Re: [PATCH v3] mm: memcontrol: Don't flood OOM messages with no eligible task.

From: Sergey Senozhatsky
Date: Thu Oct 18 2018 - 02:10:31 EST


On (10/18/18 14:26), Tetsuo Handa wrote:
> Sergey Senozhatsky wrote:
> > To my personal taste, "baud rate of registered and enabled consoles"
> > approach is drastically more relevant than hard coded 10 * HZ or
> > 60 * HZ magic numbers... But not in the form of that "min baud rate"
> > brain fart, which I have posted.
>
> I'm saying that my 60 * HZ is "duration which the OOM killer keeps refraining
> from calling printk()". Such period is required for allowing console users
> to do their operations without being disturbed by the OOM killer.
>

Got you. I'm probably not paying too much attention to this discussion.
You start your commit message with "RCU stalls" and end with a compleely
different problem "admin interaction". I skipped the last part of the
commit message.

OK. That makes sense if any user intervention/interaction actually happens.
I'm not sure that someone at facebook or google logins to every server
that is under OOM to do something critically important there. Net console
logs and postmortem analysis, *perhaps*, would be their choice. I believe
it was Johannes who said that his net console is capable of keeping up
with the traffic and that 60 * HZ is too long for him. So I can see why
people might not be happy with your patch. I don't think that 60 * HZ
enforcement will go anywhere.

Now, if your problem is
"I'm actually logged in, and want to do something
sane, how do I stop this OOM report flood because
it wipes out everything I have on my console?"

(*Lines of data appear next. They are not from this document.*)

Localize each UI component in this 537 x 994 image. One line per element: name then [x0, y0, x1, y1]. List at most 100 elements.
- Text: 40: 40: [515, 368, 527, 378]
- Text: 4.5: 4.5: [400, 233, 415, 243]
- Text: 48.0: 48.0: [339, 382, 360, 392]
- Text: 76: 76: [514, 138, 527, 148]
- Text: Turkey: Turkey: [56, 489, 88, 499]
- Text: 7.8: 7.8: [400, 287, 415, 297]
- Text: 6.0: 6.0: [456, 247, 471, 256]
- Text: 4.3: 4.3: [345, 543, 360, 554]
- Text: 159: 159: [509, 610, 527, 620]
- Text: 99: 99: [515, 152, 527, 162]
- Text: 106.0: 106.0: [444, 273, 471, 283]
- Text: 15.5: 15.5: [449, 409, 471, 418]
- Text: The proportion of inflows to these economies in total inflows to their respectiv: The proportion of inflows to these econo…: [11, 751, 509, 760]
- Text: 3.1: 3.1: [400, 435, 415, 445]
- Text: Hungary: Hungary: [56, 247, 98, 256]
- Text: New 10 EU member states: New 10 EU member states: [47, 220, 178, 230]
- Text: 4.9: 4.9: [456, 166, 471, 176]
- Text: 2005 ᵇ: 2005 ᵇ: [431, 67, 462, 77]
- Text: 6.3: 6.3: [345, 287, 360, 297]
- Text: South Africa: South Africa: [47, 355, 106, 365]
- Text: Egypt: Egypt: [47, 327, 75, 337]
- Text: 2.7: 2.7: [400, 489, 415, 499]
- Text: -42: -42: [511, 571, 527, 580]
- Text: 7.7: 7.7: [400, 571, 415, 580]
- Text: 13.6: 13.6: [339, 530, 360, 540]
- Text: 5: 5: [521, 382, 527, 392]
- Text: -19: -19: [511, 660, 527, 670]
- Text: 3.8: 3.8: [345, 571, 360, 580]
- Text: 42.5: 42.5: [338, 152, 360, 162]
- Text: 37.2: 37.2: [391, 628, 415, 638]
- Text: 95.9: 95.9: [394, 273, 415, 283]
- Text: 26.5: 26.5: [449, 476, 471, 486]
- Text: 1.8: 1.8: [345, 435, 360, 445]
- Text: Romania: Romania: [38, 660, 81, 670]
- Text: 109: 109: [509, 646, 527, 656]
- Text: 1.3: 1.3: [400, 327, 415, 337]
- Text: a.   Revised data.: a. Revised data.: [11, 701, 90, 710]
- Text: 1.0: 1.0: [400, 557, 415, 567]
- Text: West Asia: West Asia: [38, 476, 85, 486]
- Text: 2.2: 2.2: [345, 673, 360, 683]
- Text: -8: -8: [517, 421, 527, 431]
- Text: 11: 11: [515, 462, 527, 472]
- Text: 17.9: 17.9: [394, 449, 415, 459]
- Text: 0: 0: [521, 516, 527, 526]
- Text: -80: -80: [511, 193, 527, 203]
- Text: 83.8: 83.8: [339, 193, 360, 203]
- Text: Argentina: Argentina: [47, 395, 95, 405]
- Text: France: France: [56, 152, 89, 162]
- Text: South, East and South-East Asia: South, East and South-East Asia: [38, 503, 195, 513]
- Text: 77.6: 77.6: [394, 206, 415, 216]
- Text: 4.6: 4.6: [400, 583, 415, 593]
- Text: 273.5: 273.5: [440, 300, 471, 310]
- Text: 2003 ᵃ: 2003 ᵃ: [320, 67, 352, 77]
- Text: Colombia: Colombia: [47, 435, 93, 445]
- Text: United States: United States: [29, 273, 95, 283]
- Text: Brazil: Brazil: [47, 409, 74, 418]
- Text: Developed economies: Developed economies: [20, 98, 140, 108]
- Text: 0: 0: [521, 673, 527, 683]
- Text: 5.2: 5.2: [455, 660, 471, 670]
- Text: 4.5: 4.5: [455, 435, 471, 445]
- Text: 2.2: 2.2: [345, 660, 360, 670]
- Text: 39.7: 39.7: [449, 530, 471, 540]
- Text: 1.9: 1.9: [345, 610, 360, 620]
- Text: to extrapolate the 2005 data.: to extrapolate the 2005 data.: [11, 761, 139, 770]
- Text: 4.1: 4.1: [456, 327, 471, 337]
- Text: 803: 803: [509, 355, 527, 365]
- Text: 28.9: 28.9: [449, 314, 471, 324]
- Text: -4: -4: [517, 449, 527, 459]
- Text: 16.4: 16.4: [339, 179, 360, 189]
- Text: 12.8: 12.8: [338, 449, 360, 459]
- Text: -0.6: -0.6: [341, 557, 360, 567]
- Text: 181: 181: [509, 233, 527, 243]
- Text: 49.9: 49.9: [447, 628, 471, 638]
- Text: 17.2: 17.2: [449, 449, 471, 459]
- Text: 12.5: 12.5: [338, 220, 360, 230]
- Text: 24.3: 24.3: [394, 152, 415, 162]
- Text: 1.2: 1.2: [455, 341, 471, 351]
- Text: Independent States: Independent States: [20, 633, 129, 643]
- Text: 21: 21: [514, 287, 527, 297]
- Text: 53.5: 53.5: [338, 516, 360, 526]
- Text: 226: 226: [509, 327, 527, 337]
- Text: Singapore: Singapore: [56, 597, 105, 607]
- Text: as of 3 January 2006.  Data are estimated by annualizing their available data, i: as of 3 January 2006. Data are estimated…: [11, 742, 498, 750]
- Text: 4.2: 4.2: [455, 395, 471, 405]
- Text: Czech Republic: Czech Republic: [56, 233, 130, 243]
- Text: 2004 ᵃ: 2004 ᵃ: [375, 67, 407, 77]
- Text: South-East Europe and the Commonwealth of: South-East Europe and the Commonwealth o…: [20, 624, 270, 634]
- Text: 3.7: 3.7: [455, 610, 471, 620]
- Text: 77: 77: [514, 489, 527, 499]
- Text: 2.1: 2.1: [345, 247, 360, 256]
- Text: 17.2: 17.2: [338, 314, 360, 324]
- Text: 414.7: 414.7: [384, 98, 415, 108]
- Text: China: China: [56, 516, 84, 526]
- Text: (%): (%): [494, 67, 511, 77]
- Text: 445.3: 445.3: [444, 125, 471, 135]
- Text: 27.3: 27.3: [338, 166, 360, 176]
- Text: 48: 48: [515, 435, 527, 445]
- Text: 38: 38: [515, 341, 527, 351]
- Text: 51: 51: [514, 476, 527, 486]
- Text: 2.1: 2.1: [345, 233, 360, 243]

then let's formulate it as
"I'm actually logged in, and want to do something
sane, how do I stop this OOM report flood because
it wipes out everything I have on my console?"

and let's hear from MM people what they can suggest.

Michal, Andrew, Johannes, any thoughts?

For instance,
change /proc/sys/kernel/printk and suppress most of the warnings?

// not only OOM but possibly other printk()-s that can come from
// different CPUs

If your problem is "syzbot hits RCU stalls" then let's have a baud rate
based ratelimiting; I think we can get more or less reasonable timeout
values.

-ss